Tolstoy, suç ve suçluluk duygusunun arka planında Nehlüdov karakteri
üzerinden kendi dünya görüşünü, kişisel değişimlerini, hayat felsefesini,
dini inanç arayışını ve anlayışını aktarmıştır. Tolstoy kendi yaşamını ve yaşamındaki ideolojik, teolojik, sosyolojik, psikolojik gerilim ve gelişimleri karakterine yönelterek yansıtmıştır. Yarattığı karakter gibi Tolstoy da manevi arayışlar içinde, ahlaki yetkinliğe ulaşma çabasıyla, kendini ve çevresini yargılayarak, hayatı anlamlandırmaya çalışıp ruhunda yaşadığı değişime bir yön vermek istemiş ve kendi hayat felsefesini oluşturmaya çalışmıştır.

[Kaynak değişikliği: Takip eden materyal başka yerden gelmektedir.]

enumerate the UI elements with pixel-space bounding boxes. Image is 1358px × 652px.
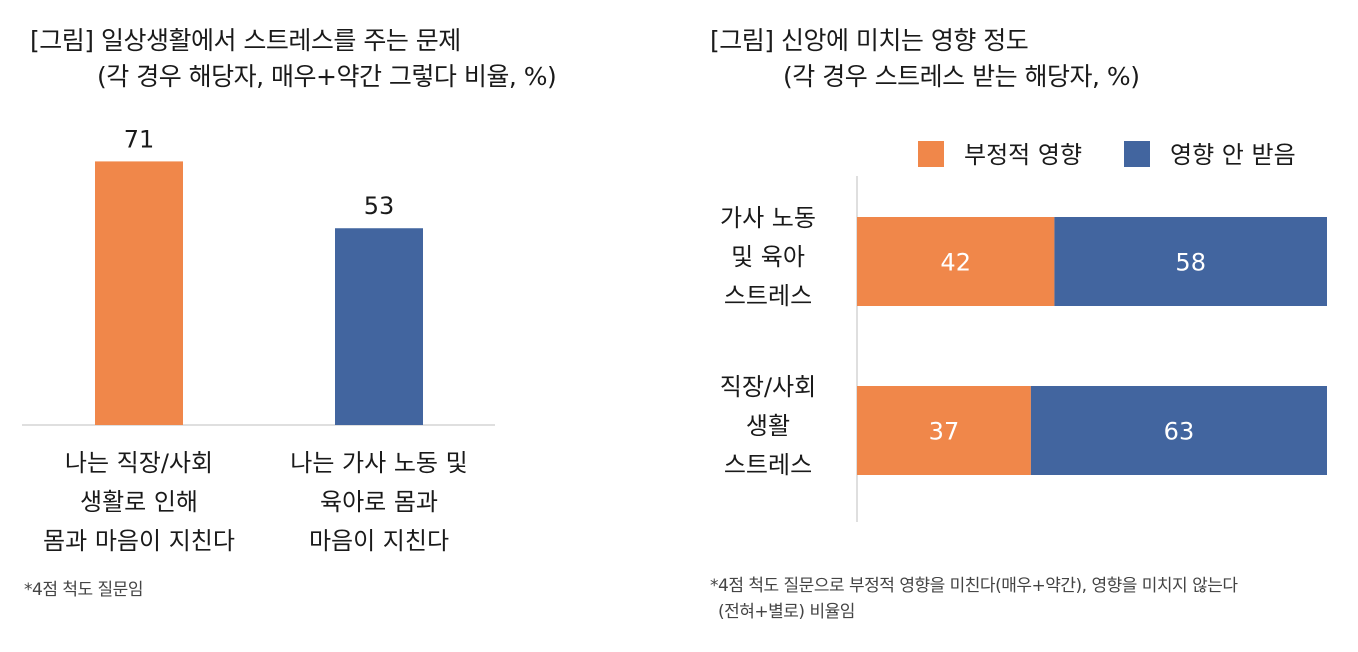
category-label-1-line-1: 나는 직장/사회 bbox=[65, 449, 213, 477]
category-label-row1-line-1: 가사 노동 bbox=[720, 204, 816, 232]
segment-value-label-row2-2: 63 bbox=[1164, 418, 1195, 446]
left-chart-title: [그림] 일상생활에서 스트레스를 주는 문제 bbox=[30, 26, 461, 55]
left-chart-note: *4점 척도 질문임 bbox=[24, 580, 143, 600]
segment-value-label-row2-1: 37 bbox=[929, 418, 960, 446]
category-label-2-line-3: 마음이 지친다 bbox=[309, 527, 449, 555]
legend-swatch-2 bbox=[1124, 141, 1150, 167]
segment-value-label-row1-2: 58 bbox=[1175, 249, 1206, 277]
bar-2 bbox=[335, 228, 423, 425]
bar-value-label-1: 71 bbox=[124, 125, 155, 153]
bar-row2-segment-1 bbox=[857, 386, 1031, 475]
category-label-row2-line-2: 생활 bbox=[746, 412, 790, 440]
category-label-row1-line-2: 및 육아 bbox=[731, 243, 805, 271]
category-label-1-line-2: 생활로 인해 bbox=[80, 488, 198, 516]
bar-row1-segment-1 bbox=[857, 217, 1055, 306]
category-label-row2-line-3: 스트레스 bbox=[724, 451, 812, 479]
category-label-2-line-1: 나는 가사 노동 및 bbox=[290, 449, 467, 477]
legend-label-1: 부정적 영향 bbox=[964, 141, 1082, 169]
category-label-row2-line-1: 직장/사회 bbox=[720, 373, 816, 401]
category-label-row1-line-3: 스트레스 bbox=[724, 282, 812, 310]
right-chart-panel: [그림] 신앙에 미치는 영향 정도 (각 경우 스트레스 받는 해당자, %)… bbox=[680, 0, 1358, 652]
category-label-2-line-2: 육아로 몸과 bbox=[320, 488, 438, 516]
bar-1 bbox=[95, 161, 183, 425]
legend-label-2: 영향 안 받음 bbox=[1170, 141, 1296, 169]
right-chart-subtitle: (각 경우 스트레스 받는 해당자, %) bbox=[783, 62, 1140, 91]
legend-swatch-1 bbox=[918, 141, 944, 167]
category-label-1-line-3: 몸과 마음이 지친다 bbox=[43, 527, 235, 555]
right-chart-note-line1: *4점 척도 질문으로 부정적 영향을 미친다(매우+약간), 영향을 미치지 … bbox=[710, 576, 1238, 596]
bar-value-label-2: 53 bbox=[364, 192, 395, 220]
right-chart-note-line2: (전혀+별로) 비율임 bbox=[718, 602, 855, 622]
right-chart-title: [그림] 신앙에 미치는 영향 정도 bbox=[710, 26, 1029, 55]
bar-row2-segment-2 bbox=[1030, 386, 1327, 475]
segment-value-label-row1-1: 42 bbox=[940, 249, 971, 277]
left-chart-panel: [그림] 일상생활에서 스트레스를 주는 문제 (각 경우 해당자, 매우+약간… bbox=[22, 26, 557, 600]
left-chart-subtitle: (각 경우 해당자, 매우+약간 그렇다 비율, %) bbox=[97, 62, 557, 91]
bar-row1-segment-2 bbox=[1054, 217, 1327, 306]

Romanda, Nehlüdov karakterinin bedensel zevki uğruna işlediği bir hatanın neden olduğu trajik durumla yıllar sonra yüzleşmesi ve ruhunu kötülüklerden arındırma yolunda sarf ettiği çaba anlatılır ve vicdan azabına, insan fıtratına; insanların en doğru olanları yapıp yapamayacağı sorularına, genlerinde kötülük olan insanların bunu düzeltip düzeltemeyeceklerine yönelik konulara değinilirken, ahlaki değerlere vurgu yaparak insan ruhunun, vicdanının ve inancının toplum tarafından öldürüldüğü dile getirilmiştir.

Eserin otobiyografik nitelikleri barındırmasının yanı sıra dönemin sosyolojik sorunları, eşit olmayan toplumsal düzen, dini yozlaşma, hukuk düzeninin adaletsiz tarafları eleştirilip vicdan ve adaletin yeniden doğup doğamayacağı sorgulanmıştır.

 



 ALTINI ÇİZDİĞİM SATIRLAR 📝

* Her insan, bir işi yapabilmek için bu işin iyi ve önemli bir iş olduğunu kabul etmek zorundadır. Bu yüzden de insan hangi durumda olursa olsun yaptığı işin kendisine önemli ve iyi görüneceği bir yaşam görüşü oluşturur mutlaka.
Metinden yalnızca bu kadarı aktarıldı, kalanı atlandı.